WPF asks US DOJ to retain Privacy Act fairness standards in new system of records

The World Privacy Forum filed a pair of comments about a US Department of Justice proposal regarding treatment of insider threat records at the FBI. Our first comments respond to a Systems of Records notice, our second comments respond to a Notice of Proposed Rulemaking on the same issue.

In our first set of comments on the System of Records Notice, we strongly objected that the DOJ did not provide a method for electronic submission of comments. Because of the short time frame for comments combined with the difficulties of sending mail to Federal agencies through the Postal Service due to security screening requirements, public commenters had little ability to properly respond to the notice. The World Privacy Forum strongly believes that this circumstance should not happen again with any Privacy Act request for public comment. We also had substantive comments on the SORN regarding definitions, and blanket routine uses that if implemented would create loopholes in oversight.
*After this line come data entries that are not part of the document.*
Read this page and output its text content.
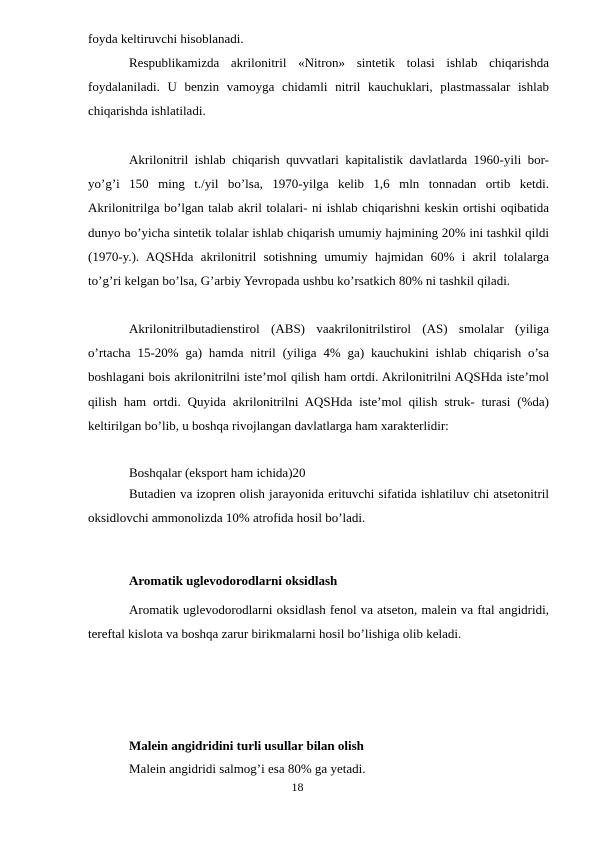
foyda keltiruvchi hisoblanadi.

Respublikamizda akrilonitril «Nitron» sintetik tolasi ishlab chiqarishda foydalaniladi. U benzin vamoyga chidamli nitril kauchuklari, plastmassalar ishlab chiqarishda ishlatiladi.

Akrilonitril ishlab chiqarish quvvatlari kapitalistik davlatlarda 1960-yili bor-yo’g’i 150 ming t./yil bo’lsa, 1970-yilga kelib 1,6 mln tonnadan ortib ketdi. Akrilonitrilga bo’lgan talab akril tolalari- ni ishlab chiqarishni keskin ortishi oqibatida dunyo bo’yicha sintetik tolalar ishlab chiqarish umumiy hajmining 20% ini tashkil qildi (1970-y.). AQSHda akrilonitril sotishning umumiy hajmidan 60% i akril tolalarga to’g’ri kelgan bo’lsa, G’arbiy Yevropada ushbu ko’rsatkich 80% ni tashkil qiladi.

Akrilonitrilbutadienstirol (ABS) vaakrilonitrilstirol (AS) smolalar (yiliga o’rtacha 15-20% ga) hamda nitril (yiliga 4% ga) kauchukini ishlab chiqarish o’sa boshlagani bois akrilonitrilni iste’mol qilish ham ortdi. Akrilonitrilni AQSHda iste’mol qilish ham ortdi. Quyida akrilonitrilni AQSHda iste’mol qilish struk- turasi (%da) keltirilgan bo’lib, u boshqa rivojlangan davlatlarga ham xarakterlidir:

Boshqalar (eksport ham ichida)20

Butadien va izopren olish jarayonida erituvchi sifatida ishlatiluv chi atsetonitril oksidlovchi ammonolizda 10% atrofida hosil bo’ladi.

Aromatik uglevodorodlarni oksidlash

Aromatik uglevodorodlarni oksidlash fenol va atseton, malein va ftal angidridi, tereftal kislota va boshqa zarur birikmalarni hosil bo’lishiga olib keladi.

Malein angidridini turli usullar bilan olish

Malein angidridi salmog’i esa 80% ga yetadi.

18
Our second set of comments to the Department of Justice is focused on the Department’s Notice of Proposed Rulemaking. This proposal on the FBI Insider Threat System seeks to add new exemptions to a Privacy Act System of Records. Our main concern in the exemption was that the Department is exempting itself from the fairness standard in the Privacy Act of 1974, a poor precedent.

A system of records for insider threats has the potential to make decisions about individuals that could have very serious consequences. As the OMB Guidelines state, there are no absolute data quality standards, and a considerable amount of judgment is essential and is already built into the statute. We suggested in our comments that the exemption be dropped entirely or recast so that it does not treat the collection of information and the use of that information to make a determination in the same manner.
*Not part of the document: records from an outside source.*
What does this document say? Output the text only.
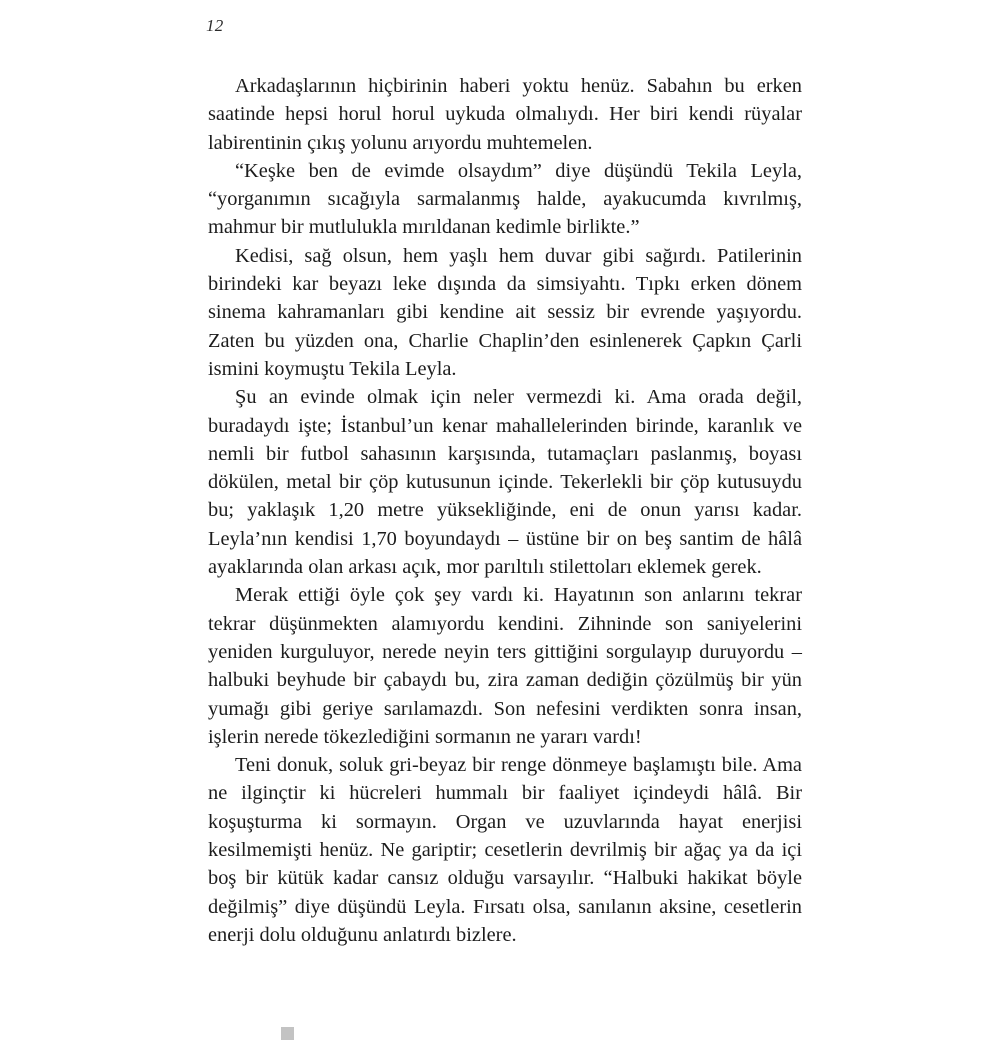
12

Arkadaşlarının hiçbirinin haberi yoktu henüz. Sabahın bu erken saatinde hepsi horul horul uykuda olmalıydı. Her biri kendi rüyalar labirentinin çıkış yolunu arıyordu muhtemelen.

“Keşke ben de evimde olsaydım” diye düşündü Tekila Leyla, “yorganımın sıcağıyla sarmalanmış halde, ayakucumda kıvrılmış, mahmur bir mutlulukla mırıldanan kedimle birlikte.”

Kedisi, sağ olsun, hem yaşlı hem duvar gibi sağırdı. Patilerinin birindeki kar beyazı leke dışında da simsiyahtı. Tıpkı erken dönem sinema kahramanları gibi kendine ait sessiz bir evrende yaşıyordu. Zaten bu yüzden ona, Charlie Chaplin’den esinlenerek Çapkın Çarli ismini koymuştu Tekila Leyla.

Şu an evinde olmak için neler vermezdi ki. Ama orada değil, buradaydı işte; İstanbul’un kenar mahallelerinden birinde, karanlık ve nemli bir futbol sahasının karşısında, tutamaçları paslanmış, boyası dökülen, metal bir çöp kutusunun içinde. Tekerlekli bir çöp kutusuydu bu; yaklaşık 1,20 metre yüksekliğinde, eni de onun yarısı kadar. Leyla’nın kendisi 1,70 boyundaydı – üstüne bir on beş santim de hâlâ ayaklarında olan arkası açık, mor parıltılı stilettoları eklemek gerek.

Merak ettiği öyle çok şey vardı ki. Hayatının son anlarını tekrar tekrar düşünmekten alamıyordu kendini. Zihninde son saniyelerini yeniden kurguluyor, nerede neyin ters gittiğini sorgulayıp duruyordu – halbuki beyhude bir çabaydı bu, zira zaman dediğin çözülmüş bir yün yumağı gibi geriye sarılamazdı. Son nefesini verdikten sonra insan, işlerin nerede tökezlediğini sormanın ne yararı vardı!

Teni donuk, soluk gri-beyaz bir renge dönmeye başlamıştı bile. Ama ne ilginçtir ki hücreleri hummalı bir faaliyet içindeydi hâlâ. Bir koşuşturma ki sormayın. Organ ve uzuvlarında hayat enerjisi kesilmemişti henüz. Ne gariptir; cesetlerin devrilmiş bir ağaç ya da içi boş bir kütük kadar cansız olduğu varsayılır. “Halbuki hakikat böyle değilmiş” diye düşündü Leyla. Fırsatı olsa, sanılanın aksine, cesetlerin enerji dolu olduğunu anlatırdı bizlere.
We do not see a justification for claiming the right to make determinations without any standards of reasonable accuracy, relevance, timeliness and completeness and without addressing the fairness obligation. This is a serious point, particularly in light of the need for decisional integrity based upon data. We do not see these fairness provisions as interfering with the goals of the system of records or as hindering the nature of investigations.